She chose the best possible weather for this year’s celebration. Mother Earth was overflowing with sunshine and blossoms to commemorate her 42nd Earth Day. In 1970, the same year president Richard Nixon established the Environmental Protection Agency “in order to protect human health and safeguard the natural environment — air, water and land,” U.S. Senator Gaylord Nelsen of Wisconsin, reacting to a devastating oil spill off Santa Barbara, jump-started setting aside one day a year to honor Mother.
Rick and I spent Earth Day weekend in Eugene, Ore., where special events were under way all over the city.
“Listen to Our Children” was sponsored by numerous organizations including Eugene Water and Electric Board, Lane County’s Waste Management, the Transit District, Schnitzer Steel and various Eugene media including newspapers and radio stations.
A couple of months ago the sponsors announced $1,500 in cash prizes — $500 each to three local youths K-12 — to be awarded for the “Most Compelling and Inspiring Earth Day Message — Audio, Video or Print.” I wasn’t able to get the results by the time this column was due, but I plan to track down the winners to hear what these young folks have to say.
There was live music, a “state of the region” speech by the mayor, the viewing of an animated documentary, vendors with used books, used tools and recycled garden art. Experts like master gardeners and compost specialists were on site and available to answer questions.
There was a plant sale, book swap, a walk to the river where exhibits and workshops (called Watery World at Earth Day) and a slew of workshops and activities just for kids were taking place.
Hundreds of people attended this 14th annual event that sponsors say aims to help kids and parents understand the impacts of using less with hands-on activities and giveaways.
At other Earth Day venues throughout Eugene, volunteers removed invasive species from the middle fork of the Willamette River, pulled ivy, cleaned up a park and gathered for a garden work party. Volunteers transformed into Mother’s helpers were out in force.

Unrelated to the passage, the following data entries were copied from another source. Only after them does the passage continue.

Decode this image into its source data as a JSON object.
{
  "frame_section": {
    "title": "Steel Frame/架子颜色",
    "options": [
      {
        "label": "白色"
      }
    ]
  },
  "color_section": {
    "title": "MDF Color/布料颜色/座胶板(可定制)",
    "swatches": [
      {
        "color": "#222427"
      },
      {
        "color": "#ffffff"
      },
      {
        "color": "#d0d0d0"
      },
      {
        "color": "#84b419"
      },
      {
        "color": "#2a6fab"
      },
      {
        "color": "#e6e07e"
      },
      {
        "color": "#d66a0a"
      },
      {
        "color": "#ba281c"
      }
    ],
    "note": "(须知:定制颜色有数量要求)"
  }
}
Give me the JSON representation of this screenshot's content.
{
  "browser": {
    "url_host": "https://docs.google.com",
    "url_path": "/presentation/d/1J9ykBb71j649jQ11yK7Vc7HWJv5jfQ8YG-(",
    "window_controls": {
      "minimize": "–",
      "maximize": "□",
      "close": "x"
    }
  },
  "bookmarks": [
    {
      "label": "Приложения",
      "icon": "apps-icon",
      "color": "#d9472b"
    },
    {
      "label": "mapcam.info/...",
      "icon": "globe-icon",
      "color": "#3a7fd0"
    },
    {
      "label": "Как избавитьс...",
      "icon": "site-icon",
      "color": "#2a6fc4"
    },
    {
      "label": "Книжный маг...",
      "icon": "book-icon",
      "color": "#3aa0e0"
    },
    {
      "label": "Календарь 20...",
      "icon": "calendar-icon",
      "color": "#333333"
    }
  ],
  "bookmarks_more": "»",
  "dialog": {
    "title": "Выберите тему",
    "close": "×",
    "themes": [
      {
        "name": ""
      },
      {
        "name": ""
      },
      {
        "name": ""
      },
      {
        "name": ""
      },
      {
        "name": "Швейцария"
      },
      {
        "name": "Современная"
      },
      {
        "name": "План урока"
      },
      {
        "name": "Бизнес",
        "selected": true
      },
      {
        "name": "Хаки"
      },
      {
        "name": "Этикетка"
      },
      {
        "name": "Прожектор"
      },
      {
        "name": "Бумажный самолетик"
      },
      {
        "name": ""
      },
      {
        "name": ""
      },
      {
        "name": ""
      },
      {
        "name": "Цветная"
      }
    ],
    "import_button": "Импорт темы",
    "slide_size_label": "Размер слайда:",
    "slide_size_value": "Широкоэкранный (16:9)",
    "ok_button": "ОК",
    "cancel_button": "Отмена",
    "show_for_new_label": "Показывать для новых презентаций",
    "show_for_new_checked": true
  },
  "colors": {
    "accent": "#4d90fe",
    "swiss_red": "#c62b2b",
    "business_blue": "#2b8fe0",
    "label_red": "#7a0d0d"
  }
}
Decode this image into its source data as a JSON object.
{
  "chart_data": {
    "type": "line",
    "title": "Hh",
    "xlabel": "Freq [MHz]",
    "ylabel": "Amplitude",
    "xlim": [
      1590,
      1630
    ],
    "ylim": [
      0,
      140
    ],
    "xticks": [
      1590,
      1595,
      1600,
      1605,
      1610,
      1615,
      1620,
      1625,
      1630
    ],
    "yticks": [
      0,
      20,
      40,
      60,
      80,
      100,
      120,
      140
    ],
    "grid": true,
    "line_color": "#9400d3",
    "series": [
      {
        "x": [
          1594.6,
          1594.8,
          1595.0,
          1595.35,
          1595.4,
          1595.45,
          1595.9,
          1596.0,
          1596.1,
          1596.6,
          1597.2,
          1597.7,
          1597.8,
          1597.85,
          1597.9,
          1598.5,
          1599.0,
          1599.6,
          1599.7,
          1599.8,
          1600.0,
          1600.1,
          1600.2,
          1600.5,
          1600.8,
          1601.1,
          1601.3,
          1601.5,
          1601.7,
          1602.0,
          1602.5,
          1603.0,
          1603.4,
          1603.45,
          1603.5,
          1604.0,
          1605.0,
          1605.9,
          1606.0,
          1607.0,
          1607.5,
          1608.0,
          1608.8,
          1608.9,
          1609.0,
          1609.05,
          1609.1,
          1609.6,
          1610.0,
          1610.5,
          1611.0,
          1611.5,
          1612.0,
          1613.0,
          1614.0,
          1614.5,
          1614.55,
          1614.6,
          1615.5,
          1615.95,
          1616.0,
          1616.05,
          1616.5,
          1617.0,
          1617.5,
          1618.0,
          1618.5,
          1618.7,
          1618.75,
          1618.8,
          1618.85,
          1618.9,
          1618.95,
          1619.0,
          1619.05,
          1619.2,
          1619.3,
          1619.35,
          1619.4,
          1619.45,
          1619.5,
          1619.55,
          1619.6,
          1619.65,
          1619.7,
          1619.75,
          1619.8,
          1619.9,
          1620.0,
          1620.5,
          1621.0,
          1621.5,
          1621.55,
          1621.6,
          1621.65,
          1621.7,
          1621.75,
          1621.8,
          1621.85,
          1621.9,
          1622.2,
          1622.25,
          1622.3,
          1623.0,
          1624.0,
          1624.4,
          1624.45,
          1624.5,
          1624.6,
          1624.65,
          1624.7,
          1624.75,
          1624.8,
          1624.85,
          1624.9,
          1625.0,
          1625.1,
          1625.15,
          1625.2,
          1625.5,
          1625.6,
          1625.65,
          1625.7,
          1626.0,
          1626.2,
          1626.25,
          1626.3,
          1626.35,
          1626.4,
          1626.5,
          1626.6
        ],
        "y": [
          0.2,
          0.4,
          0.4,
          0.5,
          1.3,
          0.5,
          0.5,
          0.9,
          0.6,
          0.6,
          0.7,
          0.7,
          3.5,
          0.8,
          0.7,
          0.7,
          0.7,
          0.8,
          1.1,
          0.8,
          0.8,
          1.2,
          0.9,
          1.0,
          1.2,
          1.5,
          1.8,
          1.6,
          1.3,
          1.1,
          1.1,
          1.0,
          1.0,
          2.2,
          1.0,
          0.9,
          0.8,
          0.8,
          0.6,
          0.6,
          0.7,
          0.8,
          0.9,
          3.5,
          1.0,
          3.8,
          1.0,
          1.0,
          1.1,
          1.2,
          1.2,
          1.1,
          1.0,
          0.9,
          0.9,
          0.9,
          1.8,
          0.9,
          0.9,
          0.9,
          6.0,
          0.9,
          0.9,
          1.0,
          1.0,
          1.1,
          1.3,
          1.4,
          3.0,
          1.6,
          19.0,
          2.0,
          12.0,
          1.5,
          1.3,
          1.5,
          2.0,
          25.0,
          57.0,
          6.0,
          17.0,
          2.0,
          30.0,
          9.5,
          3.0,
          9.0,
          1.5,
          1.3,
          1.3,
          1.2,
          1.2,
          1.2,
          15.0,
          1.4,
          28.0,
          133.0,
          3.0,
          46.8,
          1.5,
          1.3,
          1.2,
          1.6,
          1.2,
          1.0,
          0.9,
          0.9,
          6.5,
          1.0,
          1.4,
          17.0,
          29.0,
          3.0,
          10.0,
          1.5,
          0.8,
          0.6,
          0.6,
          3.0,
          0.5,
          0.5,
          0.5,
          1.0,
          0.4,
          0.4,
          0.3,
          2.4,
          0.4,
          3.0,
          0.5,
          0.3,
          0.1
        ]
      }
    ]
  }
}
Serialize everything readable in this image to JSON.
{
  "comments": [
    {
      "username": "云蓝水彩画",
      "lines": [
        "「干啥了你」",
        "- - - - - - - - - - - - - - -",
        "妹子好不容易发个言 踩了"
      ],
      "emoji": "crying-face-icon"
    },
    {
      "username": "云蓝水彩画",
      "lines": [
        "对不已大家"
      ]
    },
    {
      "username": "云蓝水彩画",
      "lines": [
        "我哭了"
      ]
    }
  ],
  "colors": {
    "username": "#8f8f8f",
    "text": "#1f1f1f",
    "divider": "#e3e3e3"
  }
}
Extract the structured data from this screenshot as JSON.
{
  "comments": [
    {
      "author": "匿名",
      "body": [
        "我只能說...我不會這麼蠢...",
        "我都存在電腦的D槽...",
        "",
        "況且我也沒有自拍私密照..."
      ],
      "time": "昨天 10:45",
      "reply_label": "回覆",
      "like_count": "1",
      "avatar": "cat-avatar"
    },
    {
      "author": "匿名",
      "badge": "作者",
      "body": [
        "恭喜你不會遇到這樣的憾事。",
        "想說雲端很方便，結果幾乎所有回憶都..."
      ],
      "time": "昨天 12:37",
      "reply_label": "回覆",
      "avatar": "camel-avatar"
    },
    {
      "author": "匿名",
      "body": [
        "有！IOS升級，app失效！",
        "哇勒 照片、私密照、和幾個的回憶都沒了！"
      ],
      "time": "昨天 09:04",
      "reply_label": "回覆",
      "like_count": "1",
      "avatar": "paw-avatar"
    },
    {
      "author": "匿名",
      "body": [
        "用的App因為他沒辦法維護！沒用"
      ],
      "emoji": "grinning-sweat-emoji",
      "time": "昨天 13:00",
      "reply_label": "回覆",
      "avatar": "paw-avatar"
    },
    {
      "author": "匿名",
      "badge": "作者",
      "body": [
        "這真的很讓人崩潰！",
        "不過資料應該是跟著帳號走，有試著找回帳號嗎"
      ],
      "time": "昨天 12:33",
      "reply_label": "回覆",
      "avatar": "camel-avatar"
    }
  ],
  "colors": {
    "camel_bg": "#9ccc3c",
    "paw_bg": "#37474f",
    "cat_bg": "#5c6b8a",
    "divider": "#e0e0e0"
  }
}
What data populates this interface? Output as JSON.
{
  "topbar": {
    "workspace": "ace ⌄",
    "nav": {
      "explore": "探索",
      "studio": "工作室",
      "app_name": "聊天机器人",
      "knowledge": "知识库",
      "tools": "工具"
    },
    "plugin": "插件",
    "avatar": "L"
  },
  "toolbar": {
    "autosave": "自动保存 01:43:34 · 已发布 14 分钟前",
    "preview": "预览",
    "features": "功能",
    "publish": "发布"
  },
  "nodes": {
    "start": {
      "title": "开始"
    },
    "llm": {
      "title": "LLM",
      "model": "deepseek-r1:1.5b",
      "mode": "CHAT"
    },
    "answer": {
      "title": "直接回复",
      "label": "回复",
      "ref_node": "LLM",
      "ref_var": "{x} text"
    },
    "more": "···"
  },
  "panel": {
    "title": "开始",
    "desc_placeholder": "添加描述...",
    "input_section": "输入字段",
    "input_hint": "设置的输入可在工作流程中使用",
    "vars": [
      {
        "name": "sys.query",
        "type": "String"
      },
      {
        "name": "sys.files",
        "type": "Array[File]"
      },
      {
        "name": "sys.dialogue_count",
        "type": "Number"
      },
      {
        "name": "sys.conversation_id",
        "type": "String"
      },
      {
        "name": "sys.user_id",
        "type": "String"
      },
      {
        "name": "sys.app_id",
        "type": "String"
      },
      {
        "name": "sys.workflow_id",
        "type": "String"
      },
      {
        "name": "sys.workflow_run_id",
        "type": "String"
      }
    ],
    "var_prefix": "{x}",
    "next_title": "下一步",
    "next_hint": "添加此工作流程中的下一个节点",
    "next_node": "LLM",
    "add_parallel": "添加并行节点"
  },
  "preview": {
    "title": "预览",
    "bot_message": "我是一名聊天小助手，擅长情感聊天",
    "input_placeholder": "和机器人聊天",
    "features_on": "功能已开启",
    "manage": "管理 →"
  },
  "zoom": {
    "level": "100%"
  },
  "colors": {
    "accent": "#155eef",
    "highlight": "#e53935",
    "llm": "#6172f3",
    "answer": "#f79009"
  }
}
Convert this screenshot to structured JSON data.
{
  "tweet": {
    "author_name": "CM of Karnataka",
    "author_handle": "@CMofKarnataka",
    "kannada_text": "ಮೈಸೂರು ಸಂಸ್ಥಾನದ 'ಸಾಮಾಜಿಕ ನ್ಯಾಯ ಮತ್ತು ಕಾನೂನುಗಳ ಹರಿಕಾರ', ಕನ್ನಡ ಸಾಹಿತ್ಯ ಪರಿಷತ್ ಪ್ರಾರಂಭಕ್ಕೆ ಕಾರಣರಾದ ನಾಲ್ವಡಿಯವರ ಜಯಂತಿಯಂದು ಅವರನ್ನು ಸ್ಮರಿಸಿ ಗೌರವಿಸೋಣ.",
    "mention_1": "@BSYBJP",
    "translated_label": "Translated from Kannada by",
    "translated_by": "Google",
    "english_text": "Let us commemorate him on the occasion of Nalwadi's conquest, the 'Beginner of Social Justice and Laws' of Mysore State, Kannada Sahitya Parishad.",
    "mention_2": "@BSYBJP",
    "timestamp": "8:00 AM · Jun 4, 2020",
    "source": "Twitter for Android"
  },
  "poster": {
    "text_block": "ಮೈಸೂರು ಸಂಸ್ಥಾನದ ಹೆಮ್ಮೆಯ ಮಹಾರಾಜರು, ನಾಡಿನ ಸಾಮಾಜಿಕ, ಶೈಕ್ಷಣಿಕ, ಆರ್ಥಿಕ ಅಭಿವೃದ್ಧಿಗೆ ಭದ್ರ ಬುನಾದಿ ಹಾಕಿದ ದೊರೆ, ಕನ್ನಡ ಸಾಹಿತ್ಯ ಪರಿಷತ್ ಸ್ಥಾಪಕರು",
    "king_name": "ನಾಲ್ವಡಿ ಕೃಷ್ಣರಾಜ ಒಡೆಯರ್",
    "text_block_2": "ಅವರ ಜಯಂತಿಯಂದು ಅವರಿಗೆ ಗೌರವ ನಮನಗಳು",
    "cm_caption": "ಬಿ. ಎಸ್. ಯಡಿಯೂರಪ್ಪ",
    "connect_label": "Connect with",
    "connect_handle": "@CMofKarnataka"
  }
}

The variety of activities in Eugene seemed oddly juxtaposed to what didn’t happen here locally as the once-popular Earth Day event sponsored by Del Norte Solid Waste Authority was not scheduled for 2012.
Rick and I went to Eugene’s Saturday Market, which also started in 1970 and boasts being the nation’s oldest open-air crafts market. The vendors who make up the market’s food court serve their delicious offerings on plates made of recycled materials and give you metal forks and spoons to use. There’s an abundance of recycle bins for food waste, paper products and the silverware which is washed and re-used each week.
Musicians took turns entertaining on the food court stage while tables turned over quickly as diners acknowledge the limited seating and only use a chair as long as they need it to finish their meal.
We strolled through several city blocks of booths overflowing with locally grown food, plant starts, all kinds of crafts and some rarely-available-in-Del Norte-services like henna tattoos. I was tempted, but didn’t have the time.
After my snack of vegan tamales and Rick’s banana crepe, we left the market to visit one of Mother Nature’s little secrets, the nearby Owen Memorial Rose Garden. Sprawled alongside the banks of the Willamette River near the Washington-Jefferson Street Bridge, the park is as old as I am. It began when Eugene city councilor and lumberman George Owen donated five acres with his house to the City. Now there are 4,500 rose bushes planted there representing over 400 varieties.
Besides rose bushes (which are not blooming yet), there are pergola-lined walkways, a gazebo, an arbor picnic area and some of the most spectacular spring-blossoming trees I’ve ever seen. They were showing off their colors, posing for amateur photographers who attempted to capture the perfection of this spring day.
Under the bridge a different type of celebration was taking place. I heard music and walked toward the river to take a closer look at the area next to the playground. At first I thought it was a family reunion – and in a way it was. Besides live music, there were refreshments and folks eating their meals at tables on folding chairs. Off to my left a table overflowing with coats and jackets kept a Vietnam veteran and a young woman busy as they sorted through and tried on for a good fit. This, I discovered, was the weekly Saturday Washington-Jefferson Street Bridge soup kitchen.
No one can argue that Mother and her children need all the help we can give. This Earth Day I was reminded of all my good fortune and all the responsibility that comes with it.